Remembering Massimo Vignelli, Acclaimed Designer of Controversial 1972 Subway Map
May 28th, 2014


1972 Massimo Vignelli subway map

Massimo Vignelli, the influential graphic designer who reimagined the MTA New York City Transit subway system as a neat grid of colored lines surrounded by a beige ocean, died Tuesday in Manhattan at the age of 83.

Vignelli’s portfolio included brand and corporate identities for some of America’s most visible companies and organizations, including American Airlines, J.C. Penney and the National Park Service. But for New Yorkers and visitors who ride the subways, he is best known for his 1972 Modernist interpretation of New York and its underground transit system.
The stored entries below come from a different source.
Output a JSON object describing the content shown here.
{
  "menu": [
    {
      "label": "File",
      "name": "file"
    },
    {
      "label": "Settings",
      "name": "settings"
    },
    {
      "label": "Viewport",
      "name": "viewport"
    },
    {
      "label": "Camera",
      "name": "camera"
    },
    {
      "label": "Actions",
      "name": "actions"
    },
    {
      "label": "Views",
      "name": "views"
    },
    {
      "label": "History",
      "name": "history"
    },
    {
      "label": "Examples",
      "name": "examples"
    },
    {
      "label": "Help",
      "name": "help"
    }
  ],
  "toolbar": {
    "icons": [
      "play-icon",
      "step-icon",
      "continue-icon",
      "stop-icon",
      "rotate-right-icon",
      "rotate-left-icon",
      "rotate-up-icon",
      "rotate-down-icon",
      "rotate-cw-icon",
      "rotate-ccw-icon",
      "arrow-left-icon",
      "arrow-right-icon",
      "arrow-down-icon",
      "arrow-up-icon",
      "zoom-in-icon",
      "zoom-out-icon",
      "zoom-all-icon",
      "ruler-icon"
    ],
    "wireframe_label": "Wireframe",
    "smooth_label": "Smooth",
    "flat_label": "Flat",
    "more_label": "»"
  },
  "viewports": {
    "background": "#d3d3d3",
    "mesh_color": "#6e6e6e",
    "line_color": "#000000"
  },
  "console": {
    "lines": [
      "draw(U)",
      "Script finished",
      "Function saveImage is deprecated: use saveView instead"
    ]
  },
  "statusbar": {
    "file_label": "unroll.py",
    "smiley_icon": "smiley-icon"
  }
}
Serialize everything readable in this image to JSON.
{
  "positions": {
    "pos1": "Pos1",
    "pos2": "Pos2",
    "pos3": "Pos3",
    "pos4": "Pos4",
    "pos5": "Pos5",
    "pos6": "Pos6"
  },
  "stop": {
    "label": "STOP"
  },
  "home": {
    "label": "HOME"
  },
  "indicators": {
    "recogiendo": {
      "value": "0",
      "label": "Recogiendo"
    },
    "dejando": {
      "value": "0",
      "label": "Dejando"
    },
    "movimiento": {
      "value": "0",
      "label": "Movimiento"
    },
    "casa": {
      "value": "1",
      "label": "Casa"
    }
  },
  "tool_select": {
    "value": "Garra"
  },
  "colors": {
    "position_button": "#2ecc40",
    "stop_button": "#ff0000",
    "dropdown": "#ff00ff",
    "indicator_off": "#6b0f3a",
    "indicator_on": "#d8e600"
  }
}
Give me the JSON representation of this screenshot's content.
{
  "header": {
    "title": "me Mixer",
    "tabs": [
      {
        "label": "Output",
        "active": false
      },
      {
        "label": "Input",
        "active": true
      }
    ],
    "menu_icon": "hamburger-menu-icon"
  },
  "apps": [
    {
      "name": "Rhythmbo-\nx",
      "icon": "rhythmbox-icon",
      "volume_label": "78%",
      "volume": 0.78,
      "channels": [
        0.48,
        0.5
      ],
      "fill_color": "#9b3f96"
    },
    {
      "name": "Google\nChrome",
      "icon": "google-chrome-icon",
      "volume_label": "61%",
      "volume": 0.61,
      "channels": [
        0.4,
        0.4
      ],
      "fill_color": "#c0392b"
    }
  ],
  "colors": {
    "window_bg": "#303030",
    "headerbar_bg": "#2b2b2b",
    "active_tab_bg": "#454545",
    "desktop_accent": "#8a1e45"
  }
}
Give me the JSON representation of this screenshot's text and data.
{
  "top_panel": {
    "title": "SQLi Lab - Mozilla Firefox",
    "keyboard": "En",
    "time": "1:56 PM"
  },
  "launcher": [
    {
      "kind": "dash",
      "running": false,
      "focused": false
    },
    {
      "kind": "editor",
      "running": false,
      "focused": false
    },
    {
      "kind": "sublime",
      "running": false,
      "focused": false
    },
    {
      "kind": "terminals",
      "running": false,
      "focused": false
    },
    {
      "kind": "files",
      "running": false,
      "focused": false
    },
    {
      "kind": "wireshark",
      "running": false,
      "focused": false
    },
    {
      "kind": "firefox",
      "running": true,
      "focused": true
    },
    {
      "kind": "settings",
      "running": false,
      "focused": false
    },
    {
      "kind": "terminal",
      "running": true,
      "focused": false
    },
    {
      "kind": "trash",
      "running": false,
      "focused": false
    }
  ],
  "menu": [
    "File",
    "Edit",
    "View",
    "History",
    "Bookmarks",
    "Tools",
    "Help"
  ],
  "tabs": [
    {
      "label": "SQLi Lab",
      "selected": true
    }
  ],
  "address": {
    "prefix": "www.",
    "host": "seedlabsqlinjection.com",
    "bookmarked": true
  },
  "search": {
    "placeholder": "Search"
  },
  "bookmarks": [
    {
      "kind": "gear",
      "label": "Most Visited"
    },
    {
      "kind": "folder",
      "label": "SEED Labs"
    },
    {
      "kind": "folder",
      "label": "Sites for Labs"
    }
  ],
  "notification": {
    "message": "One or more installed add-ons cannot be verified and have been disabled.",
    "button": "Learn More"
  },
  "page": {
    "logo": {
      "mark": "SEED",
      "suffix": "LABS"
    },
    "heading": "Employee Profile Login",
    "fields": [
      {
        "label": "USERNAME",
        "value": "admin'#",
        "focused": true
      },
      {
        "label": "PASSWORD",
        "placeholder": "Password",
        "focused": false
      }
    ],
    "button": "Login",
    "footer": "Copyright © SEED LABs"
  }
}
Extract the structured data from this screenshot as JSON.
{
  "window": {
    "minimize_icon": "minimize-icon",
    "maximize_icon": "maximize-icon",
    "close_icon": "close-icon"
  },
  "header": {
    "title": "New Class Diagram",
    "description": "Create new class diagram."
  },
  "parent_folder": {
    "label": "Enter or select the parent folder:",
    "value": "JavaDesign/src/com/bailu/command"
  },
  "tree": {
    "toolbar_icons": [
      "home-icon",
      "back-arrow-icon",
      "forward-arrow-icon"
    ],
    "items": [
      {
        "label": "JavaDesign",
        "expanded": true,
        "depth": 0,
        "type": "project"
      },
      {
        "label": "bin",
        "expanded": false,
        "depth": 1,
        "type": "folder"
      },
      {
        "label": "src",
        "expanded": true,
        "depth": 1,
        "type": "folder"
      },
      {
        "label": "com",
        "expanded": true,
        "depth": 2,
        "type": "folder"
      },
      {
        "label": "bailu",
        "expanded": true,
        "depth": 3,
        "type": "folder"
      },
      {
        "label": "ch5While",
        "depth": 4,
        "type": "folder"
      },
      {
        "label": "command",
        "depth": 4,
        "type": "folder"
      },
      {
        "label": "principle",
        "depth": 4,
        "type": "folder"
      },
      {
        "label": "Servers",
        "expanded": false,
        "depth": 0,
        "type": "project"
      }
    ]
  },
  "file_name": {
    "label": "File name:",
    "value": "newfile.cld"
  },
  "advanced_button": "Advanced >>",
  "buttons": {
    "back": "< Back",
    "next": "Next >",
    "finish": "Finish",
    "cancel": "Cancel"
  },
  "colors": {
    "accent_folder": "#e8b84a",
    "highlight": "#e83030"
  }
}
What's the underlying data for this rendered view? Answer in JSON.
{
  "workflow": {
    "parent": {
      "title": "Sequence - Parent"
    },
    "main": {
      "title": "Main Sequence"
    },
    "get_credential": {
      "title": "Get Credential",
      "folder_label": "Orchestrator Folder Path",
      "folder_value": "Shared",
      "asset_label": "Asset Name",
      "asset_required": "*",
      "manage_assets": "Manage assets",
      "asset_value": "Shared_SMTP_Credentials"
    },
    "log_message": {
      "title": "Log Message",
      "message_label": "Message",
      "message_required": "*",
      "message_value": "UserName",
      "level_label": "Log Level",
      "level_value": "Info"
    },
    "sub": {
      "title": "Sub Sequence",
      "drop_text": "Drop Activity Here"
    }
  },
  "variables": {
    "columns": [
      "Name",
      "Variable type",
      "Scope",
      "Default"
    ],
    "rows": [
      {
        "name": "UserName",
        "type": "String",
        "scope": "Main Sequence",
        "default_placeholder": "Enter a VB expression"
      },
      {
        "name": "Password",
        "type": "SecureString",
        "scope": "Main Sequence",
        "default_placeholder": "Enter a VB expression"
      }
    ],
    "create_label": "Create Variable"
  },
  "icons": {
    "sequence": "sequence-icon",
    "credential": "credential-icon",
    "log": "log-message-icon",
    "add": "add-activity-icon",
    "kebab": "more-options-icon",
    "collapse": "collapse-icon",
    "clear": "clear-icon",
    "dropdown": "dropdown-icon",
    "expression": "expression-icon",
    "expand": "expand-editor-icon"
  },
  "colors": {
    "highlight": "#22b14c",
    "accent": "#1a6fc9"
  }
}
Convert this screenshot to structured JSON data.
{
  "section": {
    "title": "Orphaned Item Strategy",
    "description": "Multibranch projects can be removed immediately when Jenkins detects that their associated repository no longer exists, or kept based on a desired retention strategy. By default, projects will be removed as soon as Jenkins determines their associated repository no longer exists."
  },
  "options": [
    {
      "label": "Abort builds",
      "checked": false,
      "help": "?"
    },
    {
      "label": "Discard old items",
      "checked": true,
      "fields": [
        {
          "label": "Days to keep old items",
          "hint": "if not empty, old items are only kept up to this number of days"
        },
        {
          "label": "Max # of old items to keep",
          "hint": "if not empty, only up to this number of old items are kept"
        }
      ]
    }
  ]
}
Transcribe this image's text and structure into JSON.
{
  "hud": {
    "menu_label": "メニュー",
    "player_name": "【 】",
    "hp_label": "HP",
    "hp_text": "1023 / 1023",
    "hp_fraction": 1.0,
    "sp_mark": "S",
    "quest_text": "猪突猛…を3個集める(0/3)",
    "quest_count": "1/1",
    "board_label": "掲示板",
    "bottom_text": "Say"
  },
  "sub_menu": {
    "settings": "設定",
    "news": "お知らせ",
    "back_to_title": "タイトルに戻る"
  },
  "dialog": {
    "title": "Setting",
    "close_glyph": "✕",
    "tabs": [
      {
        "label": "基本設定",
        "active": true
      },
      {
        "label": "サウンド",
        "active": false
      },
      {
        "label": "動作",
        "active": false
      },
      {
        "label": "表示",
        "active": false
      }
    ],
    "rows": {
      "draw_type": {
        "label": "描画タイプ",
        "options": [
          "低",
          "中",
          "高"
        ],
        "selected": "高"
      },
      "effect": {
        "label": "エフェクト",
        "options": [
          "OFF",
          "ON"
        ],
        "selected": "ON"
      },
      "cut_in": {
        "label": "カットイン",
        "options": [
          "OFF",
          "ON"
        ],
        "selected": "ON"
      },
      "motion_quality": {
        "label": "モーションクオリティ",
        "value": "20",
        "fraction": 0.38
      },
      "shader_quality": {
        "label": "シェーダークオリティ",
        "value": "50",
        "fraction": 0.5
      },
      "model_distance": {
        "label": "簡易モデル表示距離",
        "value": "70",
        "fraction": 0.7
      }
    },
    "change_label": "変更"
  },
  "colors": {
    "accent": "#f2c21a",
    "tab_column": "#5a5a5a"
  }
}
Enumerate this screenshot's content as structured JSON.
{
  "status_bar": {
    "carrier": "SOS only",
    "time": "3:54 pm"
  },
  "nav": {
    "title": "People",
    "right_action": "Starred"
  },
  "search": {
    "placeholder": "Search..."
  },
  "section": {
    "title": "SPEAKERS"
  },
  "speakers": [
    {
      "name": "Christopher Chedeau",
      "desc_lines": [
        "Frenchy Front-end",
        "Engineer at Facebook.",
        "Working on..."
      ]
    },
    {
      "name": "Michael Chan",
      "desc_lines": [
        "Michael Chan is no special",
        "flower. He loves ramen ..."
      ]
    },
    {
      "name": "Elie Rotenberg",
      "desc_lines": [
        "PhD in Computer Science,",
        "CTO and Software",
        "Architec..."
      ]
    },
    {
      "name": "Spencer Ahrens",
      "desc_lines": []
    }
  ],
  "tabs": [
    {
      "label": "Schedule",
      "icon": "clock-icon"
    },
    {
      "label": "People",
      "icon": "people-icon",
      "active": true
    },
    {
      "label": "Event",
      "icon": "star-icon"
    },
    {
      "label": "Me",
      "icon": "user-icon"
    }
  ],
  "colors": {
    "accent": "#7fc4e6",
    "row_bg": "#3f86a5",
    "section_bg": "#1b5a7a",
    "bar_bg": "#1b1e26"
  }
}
In August 1972, the MTA unveiled a drastically different subway map designed by Vignelli. It showed the transit system as a series of straight lines that sometimes veered at 45 degree angles, rather than a more realistic tangle of curved paths. Most other metro systems in the world use a diagrammatic, not a geographical approach - most notably Harry Beck's 1933 London Underground map. New York, with its system of local and express trains, presents complications in mapping that no other transit system faces. Vignelli's diagram, along with the MTA's neighborhood maps that came along later, are intended to work together to guide customers through the system, then to their street destination. Unlike Beck, who omitted aboveground landmarks and names of neighborhoods from his map of the Tube system, Vignelli included Central Park and the names of the city’s five boroughs. He later argued against that decision by saying the map should focus on the subway system and not include distractions like geographic references.

The MTA replaced the Vignelli map with Mike Hertz’s geographic approach in 1979 after customers complained about Vignelli’s “geographic inaccuracies” -- Central Park, for example, was a square rather than its actual rectangular shape – and others found it aesthetically confusing to make the water around New York beige rather than blue.

Design fans, however, celebrated the map and made it a coveted souvenir of trips to New York. It later became part of the postwar design collection at the Museum of Modern Art.

In recent years, Vignelli worked with colleagues Beatriz Cifuentes and Yoshi Waterhouse to update the diagram. When the MTA sought a subway diagram for the Weekender website and phone app, Vignelli's improved diagram fit the need. The Weekender’s subway-only diagram is free of most geographic references – just as Vignelli had wished for his 1972 design.